Apple Pay: It's not one thing

TL;DR: Apple announced a payment thing called Apple Pay.

I've seen a few knowledgeable people talking about it recently, and apparantly either getting it wrong, or missing some of the point (or only covering half of it)

The bit I think they are missing (in the case of John) or possibly ignored (in the case of Matt Vickers from Xero, who's article is a really good read) is that it's two distinct products rolled into one. They are related, but not really the same.

The first is an NFC-based, tap and pay system. NFC-based payments are not that common in the US yet, but they are in the UK, EU, NZ and AU, and possibly in other places too (I've not been to many of them recently). Most countries with Chip and Pin cards (which is almost everywhere but the US) are moving to the Visa Paywave / Mastercard PayPass NFC system.

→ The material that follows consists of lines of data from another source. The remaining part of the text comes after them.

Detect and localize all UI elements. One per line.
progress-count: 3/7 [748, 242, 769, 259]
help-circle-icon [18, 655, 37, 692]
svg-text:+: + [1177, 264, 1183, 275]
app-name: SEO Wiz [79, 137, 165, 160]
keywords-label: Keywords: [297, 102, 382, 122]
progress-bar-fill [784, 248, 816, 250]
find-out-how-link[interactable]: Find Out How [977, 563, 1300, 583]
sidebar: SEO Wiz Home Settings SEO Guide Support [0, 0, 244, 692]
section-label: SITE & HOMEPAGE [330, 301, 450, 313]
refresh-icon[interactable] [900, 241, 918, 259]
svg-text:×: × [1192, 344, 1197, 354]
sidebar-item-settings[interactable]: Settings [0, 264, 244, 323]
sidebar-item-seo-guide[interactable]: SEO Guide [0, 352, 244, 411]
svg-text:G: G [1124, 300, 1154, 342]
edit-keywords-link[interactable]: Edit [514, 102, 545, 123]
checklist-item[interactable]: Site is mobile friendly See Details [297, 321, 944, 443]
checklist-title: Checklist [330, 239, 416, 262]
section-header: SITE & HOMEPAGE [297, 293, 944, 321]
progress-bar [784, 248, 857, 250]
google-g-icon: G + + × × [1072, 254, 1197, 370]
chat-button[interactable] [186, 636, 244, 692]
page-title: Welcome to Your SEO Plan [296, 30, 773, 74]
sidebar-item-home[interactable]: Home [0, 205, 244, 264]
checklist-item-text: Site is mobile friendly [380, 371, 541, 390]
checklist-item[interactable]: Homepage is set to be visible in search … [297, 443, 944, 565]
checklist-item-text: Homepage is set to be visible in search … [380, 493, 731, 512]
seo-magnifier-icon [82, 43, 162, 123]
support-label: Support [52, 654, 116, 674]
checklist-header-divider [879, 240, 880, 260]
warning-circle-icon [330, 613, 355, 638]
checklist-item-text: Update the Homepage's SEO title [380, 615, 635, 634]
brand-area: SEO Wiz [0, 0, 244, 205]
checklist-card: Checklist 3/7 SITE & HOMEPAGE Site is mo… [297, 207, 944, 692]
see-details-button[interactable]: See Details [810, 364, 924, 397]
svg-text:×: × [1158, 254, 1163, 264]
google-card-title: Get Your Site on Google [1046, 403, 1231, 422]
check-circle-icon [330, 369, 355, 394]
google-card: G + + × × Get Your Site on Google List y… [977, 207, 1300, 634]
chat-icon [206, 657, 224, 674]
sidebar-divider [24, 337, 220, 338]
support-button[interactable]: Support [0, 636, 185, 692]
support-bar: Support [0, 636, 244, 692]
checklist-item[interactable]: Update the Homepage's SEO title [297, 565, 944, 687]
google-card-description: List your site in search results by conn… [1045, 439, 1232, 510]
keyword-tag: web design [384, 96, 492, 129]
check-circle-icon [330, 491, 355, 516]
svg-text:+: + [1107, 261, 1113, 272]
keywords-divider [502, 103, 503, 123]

In the UK and AU, "stickers" which stick on the back of your phone, are quite popular - it's basically a small NFC chip with your credit card info on it. Think about the small loyalty cards you stick on your keyring, but stuck to your phone. Works like a tap-and-pay credit card otherwise. Very handy, and aside from the obvious internal smarts, very easy and cheap to roll out. The banks can even do some smart things like put a unique card number on, and work out which one of your accounts to charge on the back end - makes it easy for you to pick which real account to use from their mobile app.

For the hardware side of Apple Pay to work, Apple needs to "just" add it to their phone, which they have done with the iPhone 6 and 6+. Your card details (or some form of them) are stored securely on the phone, and when you tap it (and use TouchID to authorise it), it pays, the same way as your credit / debit card would if you used it at a store (and which I've done 3 times today, so far). Android can also do this, with the Nexus 5, Galaxy S5 and a few others.

Infrastructure-wise, Apple needs to do a fair bit - they didn't expose the interface between the user-level of the phone (where we can write apps) and the secure element - only Apple can write to it (on Android, anyone with permission can write to it), so they have to be the go-between between your bank and the secure element. This is why it's US-only - they have only got deals with the US banks. That will change.

On Android, anyone with permission can write to it, so a bank could write their own mobile wallet app, authenticate you how they see fit, and write the appropriate thing to the secure element. Anyone else could, too, but the block of data that's written is encrypted by the bank, the same way that it's encrypted on your credit card, so you can't write anything useful into the secure element.

BTW, taking a photo of your credit card is only a quick way to get the data in - you could type it - it still has to go back to your bank and be "swapped" for the secure block that is written to the secure element.


The second part is, confusingly, also called Apple Pay. This part is also about paying for things in the real world, where In-App Purchase isn't allowed, but it's not about tapping to pay: it's about standing in the queue at Starbucks, putting your order into the SB's app on your phone, paying using your iTunes Store-connected credit card, and having that integrate into the store's POS system (and get presented with a decidely average coffee).

Think of the (US only) Apple easy-pay thing, where you buy a physical apple product on your phone, walk into the store, pick it up (off the shelf) and walk out. Sounds like a security nightmare, but they have made it work.

In New Zealand there is a crowd called "YQ" who do this already. I can get off the ferry, select my local cafe, put an order in for a coffee and pick it up when I walk in the door. The payment is done between YQ and the coffee shop (I loaded my card into YQ) - this is just Apple making it really easy for developers to do this: YQ had to go to a local payment provider to sort out the payment, and I'd assume, is paying more than Apple is per transaction.

Expect to see Amazon do an app which pays with this method. It's all about physical goods.

This is all Apple. They charge the card, their apps - that we write - present the UI, and it can use any credit card or other payment method that Apple supports. I suspect it's not taking 30% either, like a normal IAP.

It could hit the same source credit card, but thats up to how you have it configured. This should work on any iPhone - tho they may make it require TouchID to keep the credit card companies happy and get a better rate, but thats up to Apple.

It does not, however, allow you to pay a random merchant you just walked into - thats the "other" Apple Pay.


Thats really it - the two sides of Apple Pay. Similar, and not mutually exclusive, but not that same.